History

Portugal
- Name: Santa Rosa
- Owner: Portuguese Navy
- Port of registry: Lisbon, Kingdom of Portugal
- Builder: Ribeira das Naus
- In service: 1715
- Fate: Sank after an explosion 6 September 1726

General characteristics
- Type: Galleon
- Tons burthen: 1100 bm
- Length: 56 metres (183 ft 9 in)
- Decks: 2
- Installed power: 3 Masts
- Crew: c. 700
- Armament: 56 to 70 cannons
- Notes: Captain Bartolomeu Freire de Araújo

= Portuguese galleon Santa Rosa =

Santa Rosa was a Portuguese galleon that exploded and sank in the Atlantic Ocean off Recife, colony of Brazil, while she was on a voyage from Salvador, Brazil, to Lisbon, Portugal, under the command of Captain Bartolomeu Freire de Araújo.

== Construction ==
Santa Rosa was built in 1715 at the Ribeira das Naus shipyard in Lisbon, Portugal for the Portuguese Navy. She was 56 m long, had three masts, and was armed with 56 to 70 cannons.

== Battle of Matapan ==
On 19 July 1717 Santa Rosa took part in the Battle of Matapan (now Tenaro, Greece) in the Portuguese wing coalition organized by Pope Clement XI against the Turks during the Ottoman–Venetian War (1714–18). After her return to Portugal, she went on different escort missions to fight against pirates. She was also frequently used to protect the yearly fleets to Brazil.

== Sinking ==
On 20 March 1726, a fleet of 18 ships left Portugal for Brazil. Amongst them were two warships: Santa Rosa and Nossa Senhora da Nazaré. Santa Rosa, the mightiest ship in colonial Portugal's navy under the command of Captain Bartolomeu Freire de Araújo, was assigned to escort the Portuguese fleet bringing the wealth of the New World back to Portugal. The fleet reached Salvador, Brazil, after two months and four days at sea on 24 May 1726.

In the two and a half following months, Santa Rosa was involved in a lot of loading and unloading procedures. Amongst the cargo spread over the two warships were 27,000 rolls of tobacco, 13,000 boxes of sugar, 20,000 hides, thousands of coconuts, a large number of logs, some 10 tons of gold in bullion and coins, diamonds and gems, between 70 and 200 barrels of gunpowder and a regiment of Portuguese soldiers along with other passengers.

The fleet was reassembled and left the Brazilian port of Salvador on 24 August 1726, exactly three months after their arrival.

The following day, on 25 August 1726, a strong storm hit the fleet and forced the fleet to separate into two different groups. The storm held on for several days before dying down; after the storm Santa Rosa escorted a group of ships to return to the original route.

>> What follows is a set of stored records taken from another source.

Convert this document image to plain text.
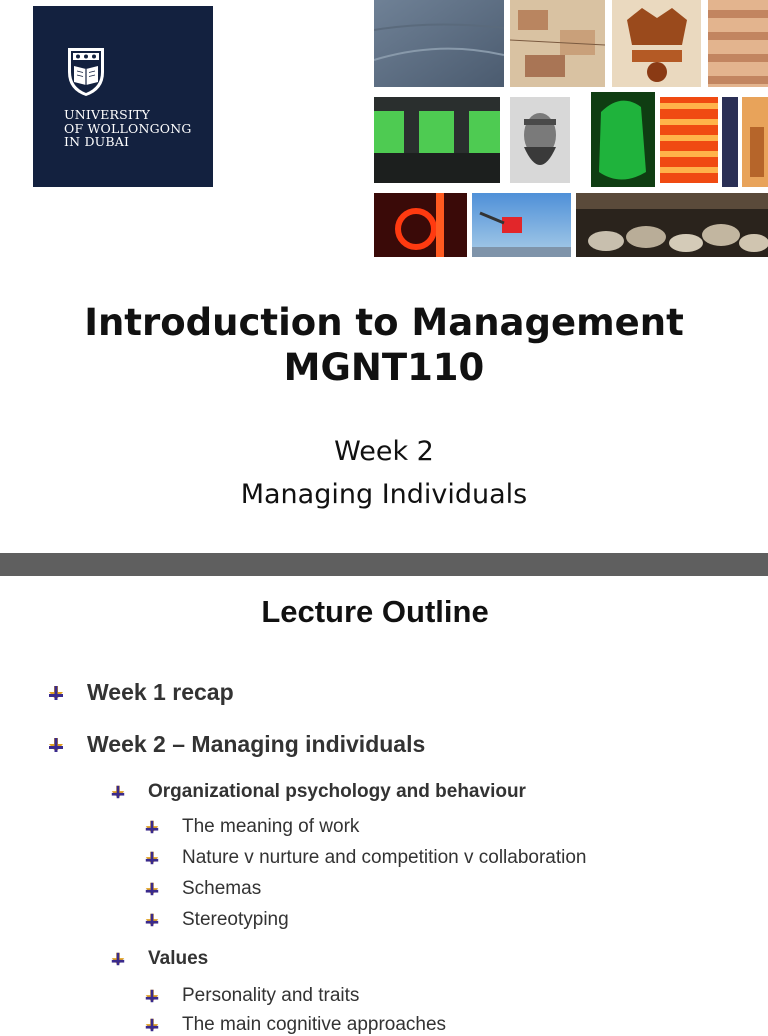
UNIVERSITY
OF WOLLONGONG
IN DUBAI
Introduction to Management
MGNT110
Week 2
Managing Individuals
Lecture Outline
Week 1 recap
Week 2 – Managing individuals
Organizational psychology and behaviour
The meaning of work
Nature v nurture and competition v collaboration
Schemas
Stereotyping
Values
Personality and traits
The main cognitive approaches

Two weeks after they had left Salvador, Brazil, on 6 September 1726. Just as the ship passed Recife, Brazil, the gunpowder in its hold blew up and the ship sank, killing all but seven of the 700 men, women and children aboard. The seven survivors (who were all male) clamped on to the ship's wreckage and were rescued the following day; it is believed more people survived the explosion but perished when they were overcome by fatigue or by injury of shark attacks. The rest of the fleet reached Lisbon, Portugal, on 17 November 1726, but of the seven rescued men only three survived the trip.

Even to this day it is unknown how the gunpowder exploded. But some theories have been put forward. The most believed theory is that Captain Bartolomeu Freire de Araújo had been having some heated discussions with the commander of the Portuguese regiment that were on board the ship. After the discussion someone of the regiment went down to the ship's magazine, where all the gunpowder was held, only to light a fire and explode the magazine. There were 70 fire hydrants on board, which means the magazine must have had between 70 and 200 barrels of gunpowder at the time.